What makes this whole procedure questionable is that the Bill may consider the whole exercise of linking voluntary but the Registration of Electors(Amendment) Rules, 2022, enacted in June, make it mandatory. For new voters, a Form 6 appended in the Rules has to be filled; as per its guideline (4) annexed with the Rules, an Aadhaar number “should” be furnished for the purpose of authentication of entries. If the applicant does not have an Aadhaar number, the same may be mentioned, it says. There is an option for those who do not have an Aadhaar card to submit a copy of a different document. The plausibility of Aadhaar holders availing an opportunity to not furnish their Aadhaar number, therefore, does not arise.

Aadhaar’s USP under challenge

Aadhaar’s unique selling proposition has been that it cannot be duplicated or forged. It has now emerged in recent proceedings before the Karnataka High Court that there has been frequent fabrication of the documents required to secure Aadhaar. In April, it was reported in the Comptroller and Auditor General of India’s report that the Unique Identification Authority of India (‘UIDAI’) has issued 4.75 lakh Aadhaars with the same biometrics till November 2019. The Karnataka high court’s recent direction to UIDAI has only confirmed this.

The high court was approached by the National Investigation Agency (‘NIA’) alleging that 12 nationals of Bangladesh – some of whom have been convicted in a gang rape case, while some are facing trial in human trafficking and illegal immigration – fabricated information and documents to secure Aadhaar. The high court has directed the UIDAI to provide all such documents to the NIA for the probe.

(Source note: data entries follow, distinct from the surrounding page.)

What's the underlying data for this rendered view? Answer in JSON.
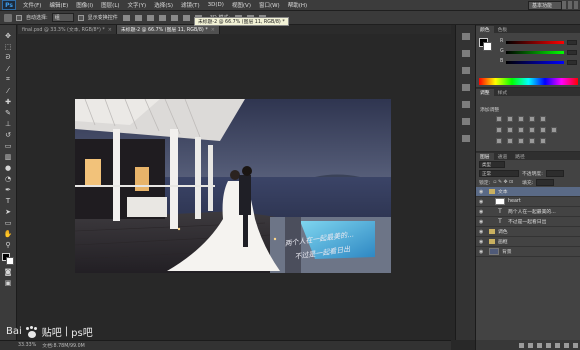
{
  "app": {
    "logo": "Ps"
  },
  "menu": [
    "文件(F)",
    "编辑(E)",
    "图像(I)",
    "图层(L)",
    "文字(Y)",
    "选择(S)",
    "滤镜(T)",
    "3D(D)",
    "视图(V)",
    "窗口(W)",
    "帮助(H)"
  ],
  "workspace": {
    "label": "基本功能"
  },
  "options": {
    "auto_select": "自动选择:",
    "auto_select_value": "组",
    "show_transform": "显示变换控件",
    "mode_3d": "3D 模式:"
  },
  "tabs": [
    {
      "label": "final.psd @ 33.3% (文本, RGB/8*) *"
    },
    {
      "label": "未标题-2 @ 66.7% (图层 11, RGB/8) *"
    }
  ],
  "tooltip": {
    "text": "未标题-2 @ 66.7% (图层 11, RGB/8) *"
  },
  "status": {
    "zoom": "33.33%",
    "doc": "文档:8.78M/99.0M"
  },
  "watermark": {
    "brand": "Bai",
    "brand2": "贴吧",
    "sep": "|",
    "forum": "ps吧"
  },
  "photo": {
    "handwriting_line1": "两个人在一起最美的...",
    "handwriting_line2": "不过是一起看日出"
  },
  "panels": {
    "color_tabs": [
      "颜色",
      "色板"
    ],
    "slider_labels": [
      "R",
      "G",
      "B"
    ],
    "adj_tabs": [
      "调整",
      "样式"
    ],
    "adj_title": "添加调整",
    "layer_tabs": [
      "图层",
      "通道",
      "路径"
    ],
    "kind_label": "类型",
    "blend_mode": "正常",
    "opacity_label": "不透明度:",
    "lock_label": "锁定:",
    "fill_label": "填充:",
    "layers": [
      {
        "name": "文本",
        "kind": "folder",
        "selected": true
      },
      {
        "name": "heart",
        "kind": "image"
      },
      {
        "name": "两个人在一起最美的...",
        "kind": "text"
      },
      {
        "name": "不过是一起看日出",
        "kind": "text"
      },
      {
        "name": "调色",
        "kind": "folder"
      },
      {
        "name": "画框",
        "kind": "folder"
      },
      {
        "name": "背景",
        "kind": "image"
      }
    ]
  }
}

The NIA approached the Karnataka High Court with a request to procure the information from the UIDAI as the confidential clause under Section 33 of the Aadhaar (Targeted Delivery of Financial and Other Subsidies, Benefits and Services) Act, 2016 prohibits the disclosure of such information. The exception to this is by an order of the court not inferior to the judge of a high court.

Article 17 under focus

Article 17 of the Constitution proclaims that “untouchability” is abolished and its practice in any form is forbidden. It further says that the enforcement of any disability arising out of untouchability shall be an offence punishable in accordance with the law. The word ‘untouchability’ is not defined in the Constitution, and its applicability to menstruating women prevented from worshipping Lord Ayyappa in the premises of the Sabarimala temple in Kerala, came up for discussion during the hearing of Indian Young Lawyers’ Association versus State of Kerala (2018) before the Supreme Court, with the five-judge Constitution bench ruling in favour of the right of the menstruating women to enter the temple for worship.

According to legal scholar Professor Upendra Baxi, the Constitution-makers used inverted commas compendiously to refer to ‘permanent’ and ‘temporary’ states of untouchability. Prof. Baxi adds that the Constitution forbids all states of untouchability and imposes a total prohibition on practising it.

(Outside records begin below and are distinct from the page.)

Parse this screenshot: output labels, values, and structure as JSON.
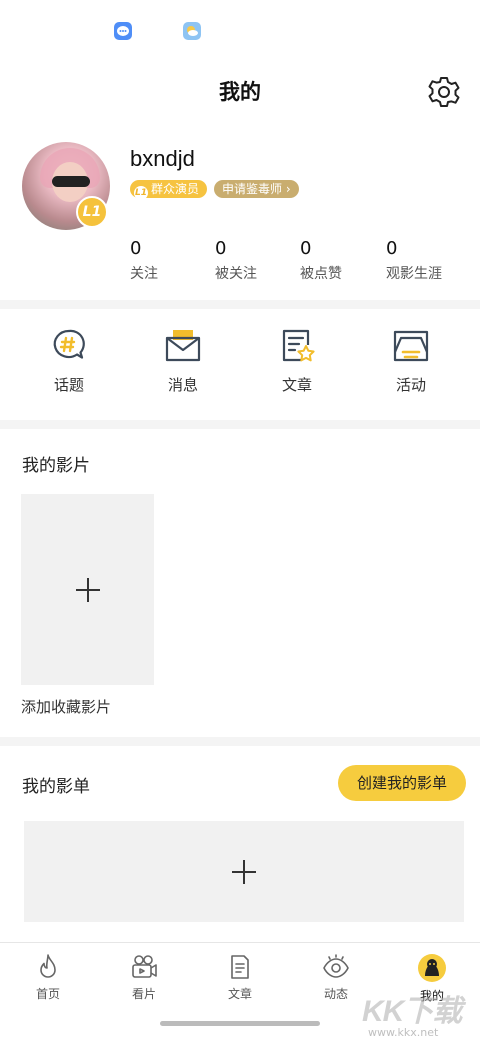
{
  "header": {
    "title": "我的"
  },
  "profile": {
    "username": "bxndjd",
    "level_badge": "L1",
    "role_tag_level": "L1",
    "role_tag": "群众演员",
    "apply_tag": "申请鉴毒师 ›",
    "stats": [
      {
        "value": "0",
        "label": "关注"
      },
      {
        "value": "0",
        "label": "被关注"
      },
      {
        "value": "0",
        "label": "被点赞"
      },
      {
        "value": "0",
        "label": "观影生涯"
      }
    ]
  },
  "quick_links": [
    {
      "label": "话题",
      "icon": "topic-hash-icon"
    },
    {
      "label": "消息",
      "icon": "message-envelope-icon"
    },
    {
      "label": "文章",
      "icon": "article-star-icon"
    },
    {
      "label": "活动",
      "icon": "activity-tray-icon"
    }
  ],
  "my_films": {
    "title": "我的影片",
    "add_label": "添加收藏影片"
  },
  "my_lists": {
    "title": "我的影单",
    "create_button": "创建我的影单"
  },
  "tabbar": [
    {
      "label": "首页",
      "icon": "flame-icon",
      "active": false
    },
    {
      "label": "看片",
      "icon": "film-camera-icon",
      "active": false
    },
    {
      "label": "文章",
      "icon": "document-icon",
      "active": false
    },
    {
      "label": "动态",
      "icon": "eye-icon",
      "active": false
    },
    {
      "label": "我的",
      "icon": "profile-face-icon",
      "active": true
    }
  ],
  "watermark": {
    "logo": "KK下载",
    "url": "www.kkx.net"
  },
  "colors": {
    "accent": "#f6cc3e",
    "apply_tag": "#c9ad6f",
    "divider": "#f4f4f4",
    "placeholder": "#f1f1f1"
  }
}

The Sabarimala case, having been referred to a nine-judge Constitution bench during the hearing of the petitions asking for review of the 2018 judgment, may be considered inconclusive, but there can be no doubt that the essence of Article 17 of the Constitution will squarely apply to the facts of the recent case in Rajasthan.

A nine-year-old Dalit boy, Inder Meghwal, from Surana village in the state’s Jalore district, was allegedly beaten up by his teacher, for touching a pot of water meant for ‘upper castes’ (however, to be clear, at this point both the Rajasthan Police and the Rajasthan State Commission for Protection of Child Rights are yet to ascertain a caste angle in the crime). Meghwal died as a result of injuries that he suffered.

Article 17 is a horizontal fundamental right, and can be invoked against private individuals. In this case, the State’s failure to protect Meghwal from discrimination is an issue. His village is witnessing constant protests, including from some Dalit groups, demanding a fair and impartial trial.

Although Meghwal’s death has been sought to be politicised in the state, with the Chief Minister, Ashok Gehlot’s rivals holding his government responsible for the plight of Dalits, a look at newspaper headlines will suggest that the problem is indeed widespread. Recently, Uttar Pradesh Minister of State for Jalshakti, Dinesh Khatik, sought to resign, alleging discrimination because he was a Dalit. He was, however, persuaded to withdraw his resignation and continue as a minister.

A recent survey conducted in 24 districts of Tamil Nadu found that many Dalit panchayat presidents were not even allowed to hoist the national flag, nor given access to documents. In 22 of 386 panchayats surveyed by the Tamil Nadu Untouchability Eradication Front, Dalit presidents were not provided chairs in their offices.

Crimes against Dalits in Rajasthan have reportedly registered a sharp rise in the past five years, while there has been an overall increase in such incidents in the rest of the country between 2011 and 2020. This rise has been attributed to resistance from the upper castes to Dalits catching up with them economically.